そして、ひときわ鋭い視線をリリスに向けるのはシリウスだった。
リリスは竪琴を肩に担ぎ、無邪気な笑みを浮かべてライナを見下ろす。
その顔を目にした瞬間
「・・・お前・・・まさか・・・!」
シリウスの表情が凍りつく。
あれほど冷静沈着な彼の声が、驚愕と動揺で震えていた。
「シリウス・・・知っているのか?」
息を荒げながらライナが問う。
シリウスは答えをためらうように拳を握りしめた。だが、リリスは逆に楽しげに口を開く。
「ふふ・・・一度しか来た事ないのに、こんな私の事を覚えていてくれたんですかぁ?シリウス団長」
彼女は竪琴を軽く爪弾く。
その一瞬、柔らかくも懐かしい旋律が空気を震わせた。
騎士団の一部がはっとして目を見開く。
「・・・この歌・・・まさか・・・!」
「俺が団長になりたてのころ、城下町で流れていた・・・」
ざわめきが広がる中、シリウスが低く告げた。
「リリス・【ヒーリング】。かつてこの世界に生きる人々の心に、勇気と癒しを与え続けた歌姫。若干十四歳にして、国を越えて人々に希望をもたらした天才……」
リリスは肩をすくめ、悪戯っぽい笑みを見せた。
「ええ、そうですぅ。ヒーリングなんて言われたのはあの日が最後ですけどねぇ。あの頃は“光の歌姫”なんて呼ばれて、みんなの笑顔を見て奏でたり歌うのが楽しかった・・・。でも」
その声色が低く変わり、竪琴から流れ出た旋律は不気味な震動へと変わった。
「“希望”はやがて“失望”に変わる。

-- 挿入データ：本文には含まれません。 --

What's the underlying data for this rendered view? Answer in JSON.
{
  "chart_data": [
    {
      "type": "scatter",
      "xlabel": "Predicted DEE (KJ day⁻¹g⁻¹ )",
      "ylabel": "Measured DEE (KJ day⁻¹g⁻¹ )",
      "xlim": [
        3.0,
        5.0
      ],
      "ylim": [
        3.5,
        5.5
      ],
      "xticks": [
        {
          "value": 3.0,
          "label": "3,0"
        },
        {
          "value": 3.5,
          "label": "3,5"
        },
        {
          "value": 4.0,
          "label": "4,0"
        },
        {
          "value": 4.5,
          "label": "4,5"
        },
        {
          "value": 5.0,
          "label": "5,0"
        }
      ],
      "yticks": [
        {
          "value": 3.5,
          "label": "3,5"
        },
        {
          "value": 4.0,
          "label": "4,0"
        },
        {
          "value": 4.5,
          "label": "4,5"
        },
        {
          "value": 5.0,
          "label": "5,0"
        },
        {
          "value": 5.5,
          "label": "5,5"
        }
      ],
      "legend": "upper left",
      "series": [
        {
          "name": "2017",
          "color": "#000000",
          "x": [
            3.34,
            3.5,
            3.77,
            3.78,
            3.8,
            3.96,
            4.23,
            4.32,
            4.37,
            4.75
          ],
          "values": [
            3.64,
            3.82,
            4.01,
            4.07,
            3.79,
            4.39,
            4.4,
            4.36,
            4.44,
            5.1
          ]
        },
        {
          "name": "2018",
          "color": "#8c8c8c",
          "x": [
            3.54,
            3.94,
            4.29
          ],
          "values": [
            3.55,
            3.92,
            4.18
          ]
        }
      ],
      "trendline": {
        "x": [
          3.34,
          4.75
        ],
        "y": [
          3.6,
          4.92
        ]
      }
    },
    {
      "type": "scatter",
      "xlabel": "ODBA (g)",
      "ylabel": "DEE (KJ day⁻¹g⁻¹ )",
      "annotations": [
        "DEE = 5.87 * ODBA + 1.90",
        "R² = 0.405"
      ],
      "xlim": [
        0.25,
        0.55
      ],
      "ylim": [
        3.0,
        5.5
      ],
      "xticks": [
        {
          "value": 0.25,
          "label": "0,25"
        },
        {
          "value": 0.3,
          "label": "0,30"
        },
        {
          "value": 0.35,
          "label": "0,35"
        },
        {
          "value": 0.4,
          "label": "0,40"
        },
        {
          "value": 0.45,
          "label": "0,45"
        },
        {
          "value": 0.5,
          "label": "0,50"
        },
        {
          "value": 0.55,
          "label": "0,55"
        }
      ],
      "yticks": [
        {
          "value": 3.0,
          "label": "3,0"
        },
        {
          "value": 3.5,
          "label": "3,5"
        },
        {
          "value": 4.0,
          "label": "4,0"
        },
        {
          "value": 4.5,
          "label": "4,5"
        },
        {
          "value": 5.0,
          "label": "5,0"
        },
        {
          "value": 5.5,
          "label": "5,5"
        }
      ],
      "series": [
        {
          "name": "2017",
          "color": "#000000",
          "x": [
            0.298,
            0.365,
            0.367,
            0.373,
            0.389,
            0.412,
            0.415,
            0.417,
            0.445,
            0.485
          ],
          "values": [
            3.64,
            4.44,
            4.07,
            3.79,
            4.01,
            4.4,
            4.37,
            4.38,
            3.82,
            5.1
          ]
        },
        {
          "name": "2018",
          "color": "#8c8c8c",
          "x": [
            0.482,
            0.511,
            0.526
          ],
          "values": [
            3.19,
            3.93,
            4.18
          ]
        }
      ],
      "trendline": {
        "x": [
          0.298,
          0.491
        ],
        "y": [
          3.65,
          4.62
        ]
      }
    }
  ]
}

私は知ってしまったんですぅ。人は結局、絶望に飲まれる生き物だって。だからリリスは決めたの笑顔なんてもういらない。絶望に沈む世界のほうが、ずっと“本当の歌”に満ちているってね」
「・・・!」
ライナの拳が震える。
シリウスは奥歯を噛みしめ、視線を逸らさずに言葉を吐いた。
「リリス・・・あの無垢な歌姫が・・・どうして魔族なんかに・・・」
リリスは楽しげに首を傾げる。
「どうして?簡単ですよぉ。リリスの歌を“利用”した大人達がいたから。『歌え、希望を与えろ』って。でも誰も私の歌なんて見なかった。・・・リリスの歌を利用して金儲けしてただけ!!現に、少し調子を崩しただけで、もう誰も見向きもしなくなった。どれだけ必死に歌っても奏でてもリリスを見なくなった。利用価値がないリリスはもういらない子、そんな烙印を押された気分だった。そんな時、魔王様だけがリリスの歌を褒めてくれた。だから、私はもう“癒し手”じゃない。世界を絶望で染める“呪歌の魔女”になったんです」
竪琴が低く唸り、空気が圧し潰されるように震えた。
ライナは全身に走る痛みを押さえ込みながら、必死に剣を握り直す。
「・・・なら、俺は・・・剣で止める。たとえお前が・・・誰だったとしても・・・!」
リリスの瞳が妖しく光り、笑みが深まった。